On 'a popular media coding library' PGO gains 2-5% in general, in one case as much as 11%. The relative gains are larger on average with hand-written assembly disabled, but obviously nowhere near the performance with it enabled.
On the same library LTO is 2-3.5 _times_ slower than without on all tests, although it does pass the test suite.
On 15 August 2012 22:38, Mans Rullgard mans.rullgard@linaro.org wrote:
On 15 August 2012 17:17, Matthew Gretton-Dann matthew.gretton-dann@linaro.org wrote:
The performance of PGO on 'a popular embedded benchmark' is 14% improvement, LTO is 7%. Don't know both together, or SPEC.
On 'a popular media coding library' PGO gains 2-5% in general, in one case as much as 11%. The relative gains are larger on average with hand-written assembly disabled, but obviously nowhere near the performance with it enabled.
On the same library LTO is 2-3.5 _times_ slower than without on all tests, although it does pass the test suite.
Sorry for crying wolf. I redid the LTO build and the huge performance drop is gone. Now I'm getting minor gains on most tests and 5-8% loss on a few. More worrying is that it is now failing a few tests. I'll look into both issues and report back.
On 16 August 2012 13:04, Mans Rullgard mans.rullgard@linaro.org wrote:
On 15 August 2012 22:38, Mans Rullgard mans.rullgard@linaro.org wrote:
On 15 August 2012 17:17, Matthew Gretton-Dann matthew.gretton-dann@linaro.org wrote:
The performance of PGO on 'a popular embedded benchmark' is 14% improvement, LTO is 7%. Don't know both together, or SPEC.
On 'a popular media coding library' PGO gains 2-5% in general, in one case as much as 11%. The relative gains are larger on average with hand-written assembly disabled, but obviously nowhere near the performance with it enabled.
On the same library LTO is 2-3.5 _times_ slower than without on all tests, although it does pass the test suite.
Sorry for crying wolf. I redid the LTO build and the huge performance drop is gone. Now I'm getting minor gains on most tests and 5-8% loss on a few. More worrying is that it is now failing a few tests. I'll look into both issues and report back.

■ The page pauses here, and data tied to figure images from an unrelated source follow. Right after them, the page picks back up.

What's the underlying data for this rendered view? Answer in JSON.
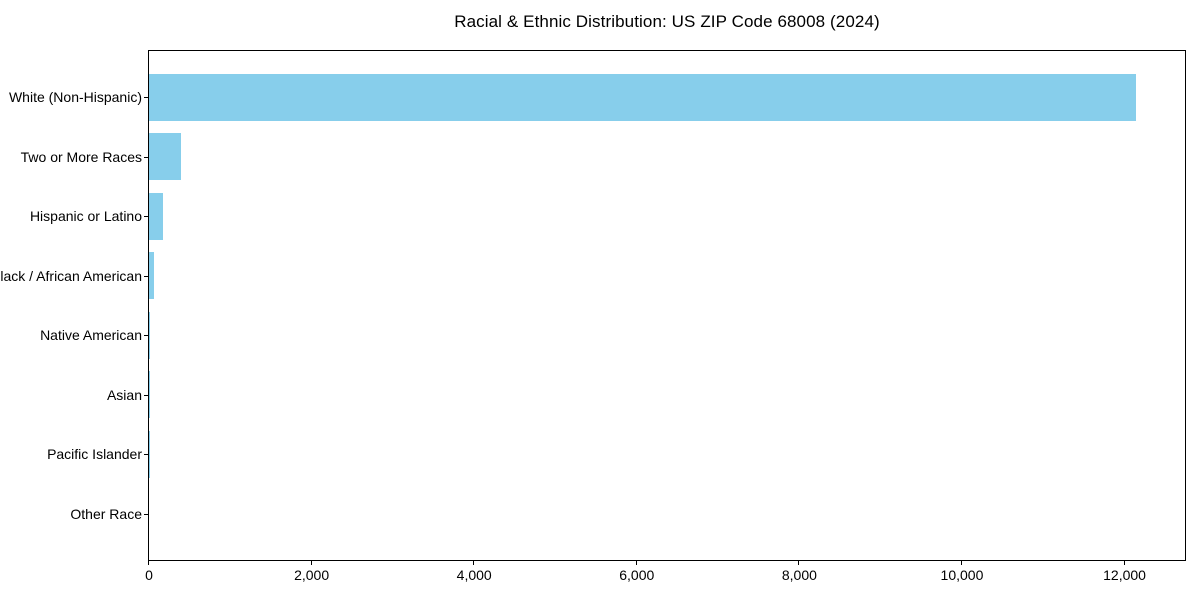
{
  "chart": {
    "bar_color": "#87ceeb",
    "axis_color": "#000000",
    "background_color": "#ffffff",
    "text_color": "#000000"
  },
  "chart_data": {
    "type": "bar",
    "orientation": "horizontal",
    "title": "Racial & Ethnic Distribution: US ZIP Code 68008 (2024)",
    "categories": [
      "White (Non-Hispanic)",
      "Two or More Races",
      "Hispanic or Latino",
      "Black / African American",
      "Native American",
      "Asian",
      "Pacific Islander",
      "Other Race"
    ],
    "values": [
      12160,
      400,
      170,
      58,
      12,
      9,
      2,
      0
    ],
    "xlabel": "",
    "ylabel": "",
    "xlim": [
      0,
      12768
    ],
    "x_ticks": [
      0,
      2000,
      4000,
      6000,
      8000,
      10000,
      12000
    ],
    "x_tick_labels": [
      "0",
      "2,000",
      "4,000",
      "6,000",
      "8,000",
      "10,000",
      "12,000"
    ],
    "grid": false,
    "legend": null,
    "bar_color": "#87ceeb"
  }
}
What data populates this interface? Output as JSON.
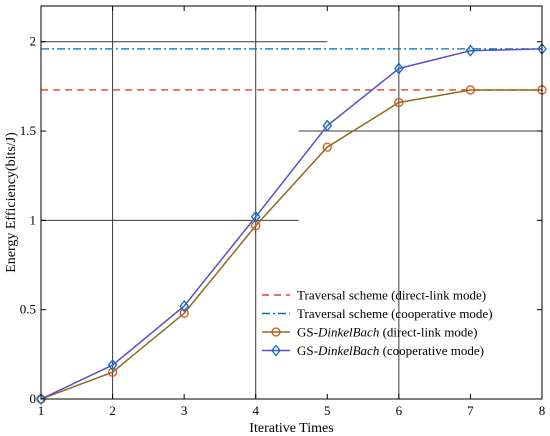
{
  "chart_data": {
    "type": "line",
    "xlabel": "Iterative Times",
    "ylabel": "Energy Efficiency(bits/J)",
    "xlim": [
      1,
      8
    ],
    "ylim": [
      0,
      2.2
    ],
    "x_ticks": [
      1,
      2,
      3,
      4,
      5,
      6,
      7,
      8
    ],
    "y_ticks": [
      {
        "value": 0,
        "label": "0"
      },
      {
        "value": 0.5,
        "label": "0.5"
      },
      {
        "value": 1,
        "label": "1"
      },
      {
        "value": 1.5,
        "label": "1.5"
      },
      {
        "value": 2,
        "label": "2"
      }
    ],
    "legend_position": "bottom-right",
    "grid_segments": [
      {
        "orientation": "vertical",
        "at": 2,
        "from": 0,
        "to": 2.2
      },
      {
        "orientation": "vertical",
        "at": 4,
        "from": 0,
        "to": 2.2
      },
      {
        "orientation": "vertical",
        "at": 6,
        "from": 0,
        "to": 2.2
      },
      {
        "orientation": "horizontal",
        "at": 1,
        "from": 1,
        "to": 4.6
      },
      {
        "orientation": "horizontal",
        "at": 1.5,
        "from": 4.6,
        "to": 8
      },
      {
        "orientation": "horizontal",
        "at": 2,
        "from": 1,
        "to": 5
      }
    ],
    "series": [
      {
        "name": "Traversal scheme (direct-link mode)",
        "kind": "reference",
        "style": "dashed",
        "color": "#e2441c",
        "value": 1.73
      },
      {
        "name": "Traversal scheme (cooperative mode)",
        "kind": "reference",
        "style": "dashdot",
        "color": "#0072bd",
        "value": 1.96
      },
      {
        "name": "GS-DinkelBach (direct-link mode)",
        "name_prefix": "GS-",
        "name_italic": "DinkelBach",
        "name_suffix": " (direct-link mode)",
        "kind": "line",
        "style": "solid",
        "color": "#d95319",
        "line_color": "#8c6d1f",
        "marker": "circle",
        "x": [
          1,
          2,
          3,
          4,
          5,
          6,
          7,
          8
        ],
        "y": [
          0.0,
          0.15,
          0.48,
          0.97,
          1.41,
          1.66,
          1.73,
          1.73
        ]
      },
      {
        "name": "GS-DinkelBach (cooperative mode)",
        "name_prefix": "GS-",
        "name_italic": "DinkelBach",
        "name_suffix": " (cooperative mode)",
        "kind": "line",
        "style": "solid",
        "color": "#0072bd",
        "line_color": "#5a4fc9",
        "marker": "diamond",
        "x": [
          1,
          2,
          3,
          4,
          5,
          6,
          7,
          8
        ],
        "y": [
          0.0,
          0.19,
          0.52,
          1.02,
          1.53,
          1.85,
          1.95,
          1.96
        ]
      }
    ]
  }
}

The test failures are caused by a known bug in 4.8 trunk (54132).
After hacking the build system to make sure exactly the same optimisation flags are used when compiling and linking, I'm getting a 4% gain as best result and 1% loss on a couple of tests. Most tests change less than 1%.
If the optimisation flags for compiling and linking differ, all kinds of bad things seem to happen.